LoqiRoam · 旅日記

曲がり角の向こうで、港町の層がほどけた

異文化の路地から旧居留地、海辺、震災の記憶、庭園、北野の坂へ。曲がり角ごとに神戸の異なる時間を拾った。

貿易センターを出たときは、ただ西へ歩けば何か見つかるだろうと思っていた。南京町の門をくぐると、通りは急に色と匂いを持ち、足が勝手に遅くなった。そこから乙仲通へ逃げるように曲がると、賑わいの裏側に古い建物と小さな商いが続いていた。旧居留地では道の直線が過去の計画を語り、博物館の前で、曲がり角を選ぶ旅にも誰かの設計が混じると気づいた。メリケンパークの海はその考えをいったん吹き飛ばし、震災メモリアルパークの保存岸壁が、きれいな景色の底にある時間を引き戻した。相楽園では港の風が庭の陰影へ変わり、最後は北野の坂へ。

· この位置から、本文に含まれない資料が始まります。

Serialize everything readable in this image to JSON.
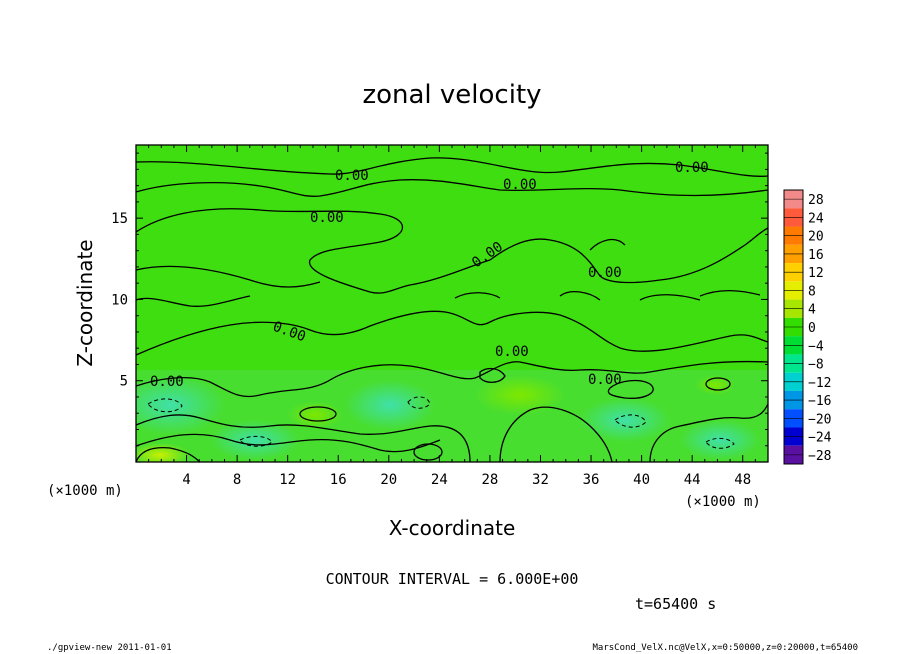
{
  "chart_data": {
    "type": "contour",
    "title": "zonal velocity",
    "xlabel": "X-coordinate",
    "ylabel": "Z-coordinate",
    "x_unit": "(×1000 m)",
    "y_unit": "(×1000 m)",
    "xlim": [
      0,
      50
    ],
    "ylim": [
      0,
      19.5
    ],
    "x_ticks": [
      "4",
      "8",
      "12",
      "16",
      "20",
      "24",
      "28",
      "32",
      "36",
      "40",
      "44",
      "48"
    ],
    "y_ticks": [
      "5",
      "10",
      "15"
    ],
    "contour_interval_label": "CONTOUR INTERVAL = 6.000E+00",
    "time_label": "t=65400 s",
    "contour_labels": [
      "0.00",
      "0.00",
      "0.00",
      "0.00",
      "0.00",
      "0.00",
      "0.00",
      "0.00",
      "0.00",
      "0.00",
      "0.00"
    ],
    "colorbar": {
      "levels": [
        "28",
        "24",
        "20",
        "16",
        "12",
        "8",
        "4",
        "0",
        "−4",
        "−8",
        "−12",
        "−16",
        "−20",
        "−24",
        "−28"
      ],
      "colors": [
        "#f28a8a",
        "#ff5a3c",
        "#ff7a00",
        "#ffa000",
        "#ffd000",
        "#e6ee00",
        "#a6e600",
        "#33dd00",
        "#00dd33",
        "#00e68c",
        "#00d0d0",
        "#0096e6",
        "#0050ff",
        "#0000d0",
        "#5a10a0"
      ]
    },
    "grid": false
  },
  "footer": {
    "left": "./gpview-new  2011-01-01",
    "right": "MarsCond_VelX.nc@VelX,x=0:50000,z=0:20000,t=65400"
  }
}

港を背にして登ると、今日歩いた道筋が一枚の地図ではなく、匂い、風、段差、眺めの連なりとして残った。

この旅の足跡

  1. 南京町は門をくぐった瞬間に通りの幅と匂いが変わる。豚まんの列を横目に、看板の色彩が路地を小さな劇場にしているのが面白い。
  2. 乙仲通は倉庫街の名残を小さな店や事務所が引き継いでいる。古い建物が何食わぬ顔で新しい商売を始めているのが気になった。
  3. 神戸市立博物館の建物は旧居留地の整った街角に知的な重心を置く。展示に入る前から、この道が異国との接点だったと想像させる。
  4. メリケンパークでは海と芝生の境目が大きく開く。細い道を歩いてきた目には少し眩しく、港の風が看板や食べ物の匂いをほどいていった。
  5. 神戸港震災メモリアルパークは被災した岸壁約60メートルを保存している。景色のきれいさだけで終わらず、足元の段差に時間の重さが残っていた。
  6. 相楽園は市街地の真ん中にありながら、築庭から一世紀以上の時間を静かに抱えている。港の風から庭の陰影へ、曲がり角ひとつで気配が変わった。
  7. 北野異人館街の坂道は洋館を見るだけではない。曲がるたびに海側の眺めが変わり、最後に坂を選ぶと歩いた街を少し遠くから考えられた。